This article explores the issue of non-determinism in large language model (LLM) inference, a common problem for developers and users. It delves into a recent research paper by Thinking Machines Lab, founded by former OpenAI CTO Mira Murati, which sheds light on the root cause and proposes solutions.
Background: Thinking Machines Lab
Thinking Machines Lab has garnered significant attention since its inception.
-
The company completed a \$2 billion seed round with a valuation of \$12 billion.
-
This investment occurred before the release of any products, a rare occurrence in the AI industry.
-
Investors included prominent firms like A16z, NVIDIA, AMD, and Cisco.
-
This heavy investment in a company with no product yet is believed to be due to the strength of its research team and the valuable insights coming from their research.
The Problem: Inconsistent Outputs from LLMs
Why do LLMs sometimes produce different outputs even when given the same input and fixed random seeds? This inconsistency can be frustrating and presents a significant challenge for real-world applications. Even when using open-source inference libraries like vLLM and SGLang on your own hardware, the issue persists.
Common Misconceptions
Many attribute this non-determinism to GPU concurrency or floating-point arithmetic errors. While these factors play a role, they are not the primary cause, according to Thinking Machines Lab.
The True Culprit: Batch Invariance Loss
The core issue lies in the lack of batch invariance during LLM inference.
-
LLM inference servers handle requests in batches to optimize resource utilization.
-
The size of these batches varies depending on the server load.
-
The research found that the same input can produce different outputs depending on the batch size it is processed in.
-
The "non-associativity" of floating-point arithmetic is the primary culprit for this variance.
Floating-Point Non-Associativity
Floating-point numbers, designed for dynamic precision, can exhibit non-associativity in calculations.
-
For example, (a + b) + c may not equal a + (b + c) when dealing with floating-point numbers.
-
This occurs because of how floating-point numbers represent large and small values, where the precision of smaller numbers can be "swallowed" by larger numbers.
-
This becomes magnified during the core operations of LLM inference.
Impact on Model Operations
The non-associativity of floating-point math can significantly affect calculations within LLMs. Specifically, this becomes an issue in operations such as:
-
Matrix multiplication
-
RMSNorm (Root Mean Square Normalization)
-
Attention mechanisms
-
These operations involve many floating-point additions and multiplications.
When servers process requests with different batch sizes, the reduction order of these operations changes. Different reduction orders can lead to different results.
The GPU Concurrency Misunderstanding
The research clarifies that GPU concurrency itself is not the problem. Even on GPUs, fixing the reduction order ensures consistent results across multiple runs. It is the varying reduction strategies, dependent on batch size, that cause the issue.
The Solution: Batch-Invariant Kernels
The solution involves implementing "batch-invariant kernels" for core LLM operations, ensuring a consistent reduction order regardless of batch size.
RMSNorm Implementation
The goal is to force the RMSNorm calculation to always use a data-parallel approach, with each batch element's reduction completed within a single core. This eliminates variations in the reduction order.

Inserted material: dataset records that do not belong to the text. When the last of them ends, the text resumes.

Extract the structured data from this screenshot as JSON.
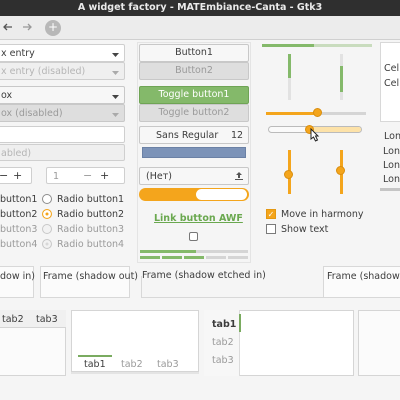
{
  "window": {
    "title": "A widget factory - MATEmbiance-Canta - Gtk3"
  },
  "header": {
    "back_icon": "back-arrow-icon",
    "forward_icon": "forward-arrow-icon",
    "add_label": "+"
  },
  "col1": {
    "combo_entry": "x entry",
    "combo_entry_disabled": "x entry (disabled)",
    "combo_box": "ox",
    "combo_box_disabled": "ox (disabled)",
    "entry_disabled": "abled)",
    "spin1_minus": "−",
    "spin1_plus": "+",
    "spin2_value": "1",
    "spin2_minus": "−",
    "spin2_plus": "+",
    "checks": [
      "button1",
      "button2",
      "button3",
      "button4"
    ],
    "radios": [
      "Radio button1",
      "Radio button2",
      "Radio button3",
      "Radio button4"
    ]
  },
  "col2": {
    "button1": "Button1",
    "button2": "Button2",
    "toggle1": "Toggle button1",
    "toggle2": "Toggle button2",
    "font_name": "Sans Regular",
    "font_size": "12",
    "file_chooser": "(Нет)",
    "link": "Link button AWF"
  },
  "col3": {
    "move_in_harmony": "Move in harmony",
    "show_text": "Show text"
  },
  "col4": {
    "cells": [
      "Cell",
      "Cell"
    ],
    "list": [
      "Lon",
      "Lon",
      "Lon",
      "Lon"
    ]
  },
  "frames": {
    "shadow_in": "dow in)",
    "shadow_out": "Frame (shadow out)",
    "shadow_etched_in": "Frame (shadow etched in)",
    "shadow_etched_out": "Frame (shadow e"
  },
  "notebooks": {
    "nb1_tabs": [
      "tab2",
      "tab3"
    ],
    "nb2_tabs": [
      "tab1",
      "tab2",
      "tab3"
    ],
    "nb3_tabs": [
      "tab1",
      "tab2",
      "tab3"
    ]
  }
}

Matrix Multiplication Implementation
The implementation needs to avoid adjusting based on batch size. To accomplish that:
-
Disable "Split-K" strategies to prevent changing the reduction order based on batch size.
-
Fix the tensor core instruction size to ensure consistency in the internal reduction order.
Attention Mechanism Implementation
This is the most complex to solve.
-
Fix the split size for KV (Key-Value) cache, rather than splitting the cache based on the number of splits.
-
Consistently update the KV cache layout before attention kernels to avoid data layout differences.
Experimental Results
Thinking Machines Lab demonstrated the effectiveness of their solution using the Qwen/Qwen3-235B-A22B-Instruct-2507 model.
-
With standard kernels, 1000 samplings produced 80 different results.
-
With batch-invariant kernels, the results were 100% consistent across 1000 samplings.
While there may be some performance costs, the deterministic results make it worthwhile for critical applications.
Implications and Significance
This research has significant implications:
-
It provides a scientific solution for the reproducibility and reliability of LLMs.
-
It enables on-policy reinforcement learning for LLMs by ensuring consistent behavior between training and inference.
Conclusion
Thinking Machines Lab's work addresses a critical issue in LLM inference, paving the way for more reliable and consistent AI systems. The focus on determinacy highlights a new area for competition in LLM technology.